A sample, including 903 affected and 58 unaffected members from 509 families ascertained for having two or more PD-affected members, 126 randomly ascertained PD patients and 197 controls, was screened for five different LRRK2 mutations. Penetrance was estimated in families of LRRK2 carriers with consideration of the inherent bias towards increased penetrance in a familial sample.
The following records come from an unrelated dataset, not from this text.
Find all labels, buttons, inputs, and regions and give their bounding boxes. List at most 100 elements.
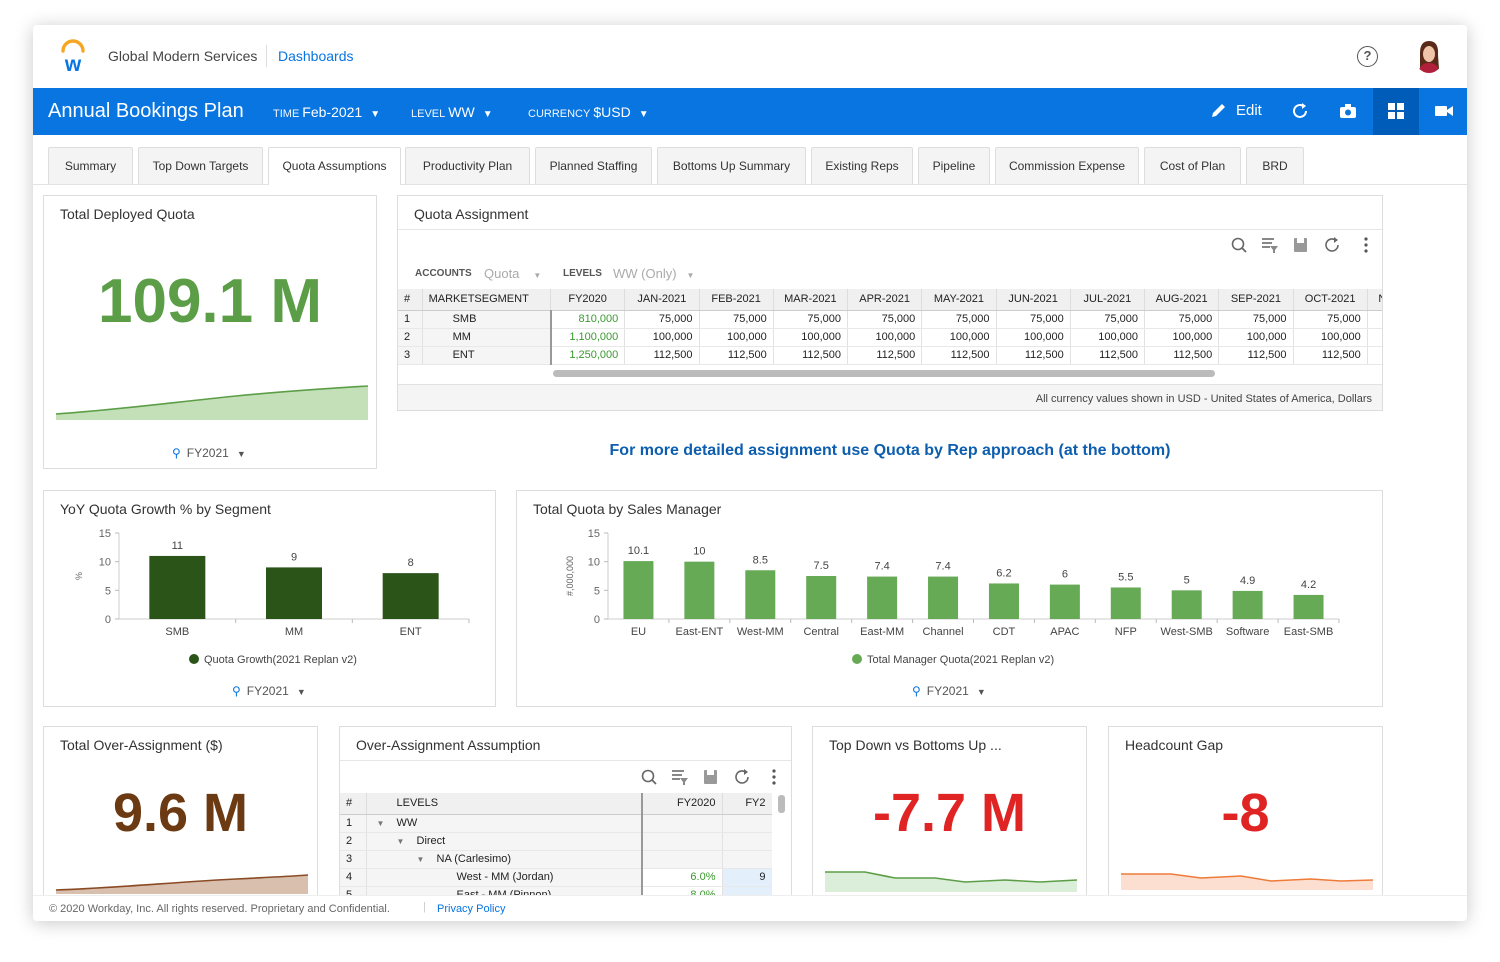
value-cell[interactable]: 112,500 [1218, 346, 1294, 365]
accounts-select[interactable]: Quota ▼ [484, 266, 541, 281]
refresh-icon[interactable] [1289, 100, 1311, 122]
tab-commission-expense[interactable]: Commission Expense [995, 147, 1139, 184]
column-header[interactable]: FY2 [722, 793, 772, 815]
value-cell[interactable] [642, 850, 723, 869]
value-cell[interactable]: 100,000 [996, 328, 1071, 347]
value-cell[interactable] [722, 814, 772, 833]
value-cell[interactable] [642, 814, 723, 833]
value-cell[interactable]: 75,000 [1218, 310, 1294, 329]
help-icon[interactable]: ? [1357, 46, 1378, 67]
column-header[interactable]: MAY-2021 [921, 289, 997, 311]
value-cell[interactable]: 75,000 [624, 310, 700, 329]
horizontal-scrollbar[interactable] [553, 370, 1215, 377]
value-cell[interactable]: 100,000 [921, 328, 997, 347]
tab-bottoms-up-summary[interactable]: Bottoms Up Summary [657, 147, 806, 184]
value-cell[interactable]: 810,000 [550, 310, 626, 329]
avatar[interactable] [1414, 39, 1444, 73]
value-cell[interactable] [1367, 328, 1382, 347]
value-cell[interactable] [1367, 346, 1382, 365]
value-cell[interactable]: 112,500 [1070, 346, 1146, 365]
column-header[interactable]: JUL-2021 [1070, 289, 1146, 311]
value-cell[interactable]: 100,000 [1070, 328, 1146, 347]
column-header[interactable]: # [398, 289, 423, 311]
value-cell[interactable]: 100,000 [1144, 328, 1220, 347]
column-header[interactable]: FEB-2021 [699, 289, 774, 311]
tree-toggle-icon[interactable]: ▼ [396, 837, 405, 846]
value-cell[interactable]: 112,500 [847, 346, 923, 365]
tree-toggle-icon[interactable]: ▼ [416, 855, 425, 864]
currency-prompt[interactable]: CURRENCY $USD ▼ [528, 104, 649, 120]
refresh-icon[interactable] [1325, 237, 1339, 252]
value-cell[interactable]: 112,500 [1293, 346, 1368, 365]
refresh-icon[interactable] [735, 769, 749, 784]
column-header[interactable]: JUN-2021 [996, 289, 1071, 311]
value-cell[interactable]: 9 [722, 868, 772, 887]
value-cell[interactable]: 75,000 [921, 310, 997, 329]
dashboards-link[interactable]: Dashboards [278, 48, 354, 64]
more-vertical-icon[interactable] [1364, 237, 1368, 253]
fy-filter[interactable]: ⚲ FY2021 ▼ [172, 446, 246, 460]
value-cell[interactable]: 75,000 [847, 310, 923, 329]
value-cell[interactable]: 112,500 [996, 346, 1071, 365]
column-header[interactable]: FY2020 [550, 289, 626, 311]
vertical-scrollbar[interactable] [778, 795, 785, 813]
column-header[interactable]: SEP-2021 [1218, 289, 1294, 311]
value-cell[interactable]: 100,000 [699, 328, 774, 347]
edit-button[interactable]: Edit [1236, 102, 1262, 119]
value-cell[interactable]: 100,000 [1293, 328, 1368, 347]
column-header[interactable]: JAN-2021 [624, 289, 700, 311]
tab-summary[interactable]: Summary [48, 147, 133, 184]
value-cell[interactable]: 1,100,000 [550, 328, 626, 347]
tab-existing-reps[interactable]: Existing Reps [811, 147, 913, 184]
tab-quota-assumptions[interactable]: Quota Assumptions [268, 147, 401, 185]
column-header[interactable]: OCT-2021 [1293, 289, 1368, 311]
value-cell[interactable]: 112,500 [921, 346, 997, 365]
column-header[interactable]: LEVELS [366, 793, 643, 815]
video-camera-icon[interactable] [1433, 100, 1455, 122]
value-cell[interactable]: 100,000 [847, 328, 923, 347]
pencil-icon[interactable] [1210, 101, 1228, 119]
value-cell[interactable] [722, 850, 772, 869]
filter-list-icon[interactable] [672, 770, 688, 785]
value-cell[interactable] [722, 832, 772, 851]
value-cell[interactable]: 75,000 [699, 310, 774, 329]
filter-list-icon[interactable] [1262, 238, 1278, 253]
value-cell[interactable]: 75,000 [1070, 310, 1146, 329]
tab-cost-of-plan[interactable]: Cost of Plan [1144, 147, 1241, 184]
value-cell[interactable]: 75,000 [1293, 310, 1368, 329]
save-icon[interactable] [1294, 238, 1307, 252]
fy-filter[interactable]: ⚲ FY2021 ▼ [912, 684, 986, 698]
value-cell[interactable]: 6.0% [642, 868, 723, 887]
time-prompt[interactable]: TIME Feb-2021 ▼ [273, 104, 380, 120]
column-header[interactable]: FY2020 [642, 793, 723, 815]
value-cell[interactable]: 100,000 [1218, 328, 1294, 347]
search-icon[interactable] [641, 769, 657, 785]
more-vertical-icon[interactable] [772, 769, 776, 785]
value-cell[interactable] [642, 832, 723, 851]
value-cell[interactable] [1367, 310, 1382, 329]
value-cell[interactable]: 100,000 [773, 328, 849, 347]
value-cell[interactable]: 112,500 [1144, 346, 1220, 365]
tab-top-down-targets[interactable]: Top Down Targets [138, 147, 263, 184]
search-icon[interactable] [1231, 237, 1247, 253]
tab-productivity-plan[interactable]: Productivity Plan [405, 147, 530, 184]
column-header[interactable]: AUG-2021 [1144, 289, 1220, 311]
column-header[interactable]: APR-2021 [847, 289, 923, 311]
grid-view-button[interactable] [1373, 88, 1419, 135]
level-prompt[interactable]: LEVEL WW ▼ [411, 104, 493, 120]
tree-toggle-icon[interactable]: ▼ [376, 819, 385, 828]
column-header[interactable]: # [340, 793, 367, 815]
column-header[interactable]: N [1367, 289, 1382, 311]
workday-logo-icon[interactable]: w [60, 39, 86, 73]
tab-planned-staffing[interactable]: Planned Staffing [535, 147, 652, 184]
save-icon[interactable] [704, 770, 717, 784]
levels-select[interactable]: WW (Only) ▼ [613, 266, 694, 281]
value-cell[interactable]: 112,500 [624, 346, 700, 365]
value-cell[interactable]: 75,000 [996, 310, 1071, 329]
value-cell[interactable]: 1,250,000 [550, 346, 626, 365]
value-cell[interactable]: 112,500 [773, 346, 849, 365]
privacy-policy-link[interactable]: Privacy Policy [437, 903, 506, 915]
column-header[interactable]: MARKETSEGMENT [422, 289, 552, 311]
value-cell[interactable]: 112,500 [699, 346, 774, 365]
tab-pipeline[interactable]: Pipeline [918, 147, 990, 184]
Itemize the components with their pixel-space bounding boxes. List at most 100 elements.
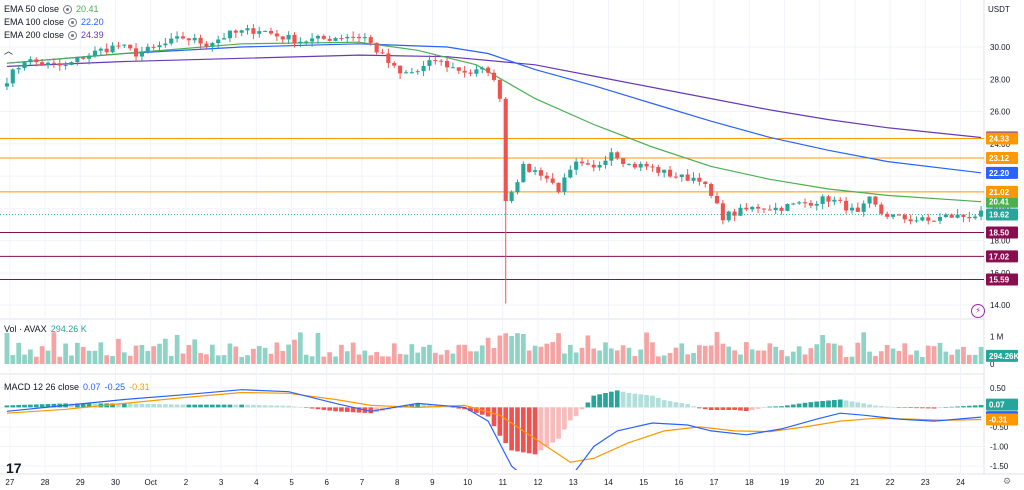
price-tick-label: 30.00	[990, 43, 1011, 52]
time-tick-label: 11	[499, 478, 508, 487]
lightning-icon[interactable]: ⚡	[971, 304, 985, 318]
macd-histogram-bar	[773, 406, 779, 408]
macd-histogram-bar	[75, 403, 80, 408]
candle-body	[87, 55, 92, 59]
candle-body	[797, 202, 802, 204]
legend-ema200-label: EMA 200 close	[4, 30, 65, 40]
gear-icon[interactable]: ⚙	[1003, 476, 1012, 486]
macd-value-tag: 0.07	[986, 398, 1018, 411]
candle-body	[169, 38, 174, 44]
candle-body	[251, 28, 256, 34]
volume-bar	[603, 342, 608, 364]
level-price-tag-bg	[986, 226, 1018, 239]
macd-histogram-bar	[497, 407, 503, 436]
volume-bar	[567, 344, 573, 364]
candle-body	[650, 166, 655, 168]
candle-body	[943, 214, 948, 218]
time-tick-label: 4	[254, 478, 259, 487]
legend-volume[interactable]: Vol · AVAX 294.26 K	[4, 324, 87, 334]
time-tick-label: 28	[41, 478, 50, 487]
time-tick-label: 15	[639, 478, 648, 487]
legend-macd[interactable]: MACD 12 26 close 0.07 -0.25 -0.31	[4, 382, 150, 392]
level-price-tag-label: 21.02	[989, 188, 1010, 197]
candle-body	[574, 161, 579, 170]
time-tick-label: 16	[674, 478, 683, 487]
candle-body	[662, 169, 667, 173]
candle-body	[204, 43, 209, 47]
volume-bar	[127, 355, 133, 364]
volume-bar	[526, 350, 532, 364]
candle-body	[497, 79, 502, 99]
legend-ema200[interactable]: EMA 200 close 24.39	[4, 30, 104, 40]
macd-histogram-bar	[591, 395, 597, 408]
volume-bar	[133, 345, 139, 364]
macd-histogram-bar	[667, 401, 673, 408]
volume-bar	[139, 345, 145, 364]
macd-histogram-bar	[327, 407, 333, 411]
volume-bar	[339, 344, 344, 364]
chevron-up-icon[interactable]: ︿	[4, 46, 14, 56]
time-tick-label: 17	[710, 478, 719, 487]
volume-bar	[221, 355, 227, 364]
macd-histogram-bar	[80, 403, 86, 408]
candle-body	[738, 207, 743, 216]
volume-bar	[75, 342, 80, 364]
volume-bar	[80, 346, 86, 364]
legend-ema100[interactable]: EMA 100 close 22.20	[4, 17, 104, 27]
volume-bar	[943, 351, 949, 364]
candle-body	[69, 62, 74, 65]
volume-bar	[720, 343, 726, 364]
macd-histogram-bar	[708, 407, 714, 410]
candle-body	[579, 161, 585, 164]
volume-bar	[902, 343, 908, 364]
volume-bar	[462, 344, 468, 364]
volume-bar	[186, 345, 192, 364]
legend-ema50[interactable]: EMA 50 close 20.41	[4, 4, 99, 14]
candle-body	[750, 206, 755, 210]
volume-bar	[843, 357, 849, 364]
volume-bar	[620, 345, 626, 364]
candle-body	[503, 98, 508, 202]
macd-histogram-bar	[474, 407, 479, 413]
candle-body	[832, 199, 837, 202]
candle-body	[233, 30, 238, 33]
macd-histogram-bar	[914, 407, 919, 409]
macd-histogram-bar	[168, 404, 174, 408]
volume-bar	[972, 354, 978, 364]
eye-icon[interactable]	[68, 30, 78, 40]
volume-bar	[344, 351, 350, 364]
candle-body	[890, 214, 896, 217]
macd-histogram-bar	[344, 407, 350, 412]
eye-icon[interactable]	[68, 17, 78, 27]
volume-bar	[39, 346, 45, 364]
macd-histogram-bar	[920, 407, 925, 409]
legend-macd-value-3: -0.31	[129, 382, 150, 392]
macd-histogram-bar	[239, 404, 245, 408]
volume-bar	[538, 346, 544, 364]
candle-body	[128, 44, 133, 49]
macd-histogram-bar	[673, 402, 679, 408]
volume-bar	[333, 356, 338, 364]
macd-histogram-bar	[86, 403, 92, 408]
volume-bar	[691, 352, 696, 364]
candle-body	[57, 63, 62, 66]
volume-bar	[86, 350, 92, 364]
macd-histogram-bar	[127, 403, 133, 408]
volume-bar	[702, 345, 708, 364]
candle-body	[362, 37, 367, 39]
candle-body	[603, 160, 608, 165]
candle-body	[180, 36, 186, 39]
candle-body	[873, 196, 878, 205]
eye-icon[interactable]	[63, 4, 73, 14]
candle-body	[480, 67, 485, 70]
candle-body	[468, 72, 473, 74]
currency-label[interactable]: USDT	[988, 5, 1010, 14]
ema-price-tag: 22.20	[986, 166, 1018, 179]
time-tick-label: 3	[219, 478, 224, 487]
candle-body	[732, 211, 737, 216]
candle-body	[40, 62, 45, 65]
candle-body	[926, 217, 931, 221]
volume-bar	[28, 349, 33, 364]
candle-body	[591, 164, 596, 168]
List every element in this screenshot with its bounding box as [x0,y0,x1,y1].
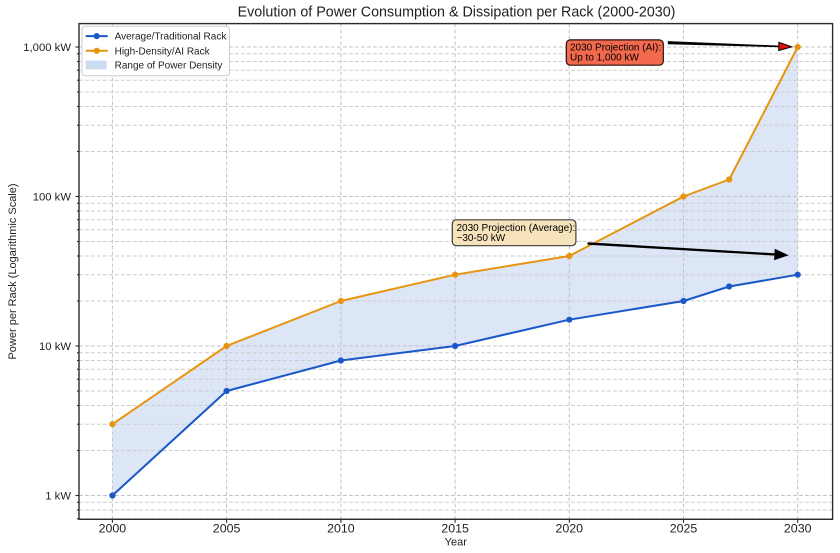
svg-text:10 kW: 10 kW [39,341,71,353]
svg-text:2030: 2030 [784,522,812,536]
svg-text:1 kW: 1 kW [45,491,71,503]
svg-text:Year: Year [445,537,468,549]
svg-text:Power per Rack (Logarithmic Sc: Power per Rack (Logarithmic Scale) [7,183,19,359]
svg-text:2025: 2025 [670,522,698,536]
svg-text:2000: 2000 [99,522,127,536]
svg-text:High-Density/AI Rack: High-Density/AI Rack [115,46,211,57]
svg-text:2020: 2020 [556,522,584,536]
svg-text:2030 Projection (Average):: 2030 Projection (Average): [457,223,576,234]
svg-text:100 kW: 100 kW [33,192,72,204]
svg-text:Average/Traditional Rack: Average/Traditional Rack [115,32,228,43]
svg-text:Evolution of Power Consumption: Evolution of Power Consumption & Dissipa… [238,4,676,20]
svg-text:2015: 2015 [441,522,469,536]
svg-text:2010: 2010 [327,522,355,536]
svg-text:1,000 kW: 1,000 kW [23,42,71,54]
svg-text:2030 Projection (AI):: 2030 Projection (AI): [570,42,661,53]
svg-text:Range of Power Density: Range of Power Density [115,61,223,72]
svg-text:~30-50 kW: ~30-50 kW [457,233,506,244]
svg-text:2005: 2005 [213,522,241,536]
svg-text:Up to 1,000 kW: Up to 1,000 kW [570,52,639,63]
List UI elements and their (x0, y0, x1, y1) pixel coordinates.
Thirty-one out of 509 families with multiple cases of PD (6.1%) were found to have 58 LRRK2 mutation carriers (6.4%). Twenty-nine of the 31 families had G2019S mutations while two had R1441C mutations. No mutations were identified among controls or unaffected relatives of PD cases. Nine PD-affected relatives of G2019S carriers did not carry the LRRK2 mutation themselves. At the maximum observed age range of 90 to 94 years, the unbiased estimated penetrance was 67% for G2019S families, compared with a baseline PD risk of 17% seen in the non-LRRK2-related PD families.


Lifetime penetrance of LRRK2 estimated in the unascertained relatives of multiplex PD families is greater than that reported in studies of sporadically ascertained LRRK2 cases, suggesting that inherited susceptibility factors may modify the penetrance of LRRK2 mutations. In addition, the presence of nine PD phenocopies in the LRRK2 families suggests that these susceptibility factors may also increase the risk of non-LRRK2-related PD. No differences in penetrance were found between men and women, suggesting that the factors that influence penetrance for LRRK2 carriers are independent of the factors which increase PD prevalence in men.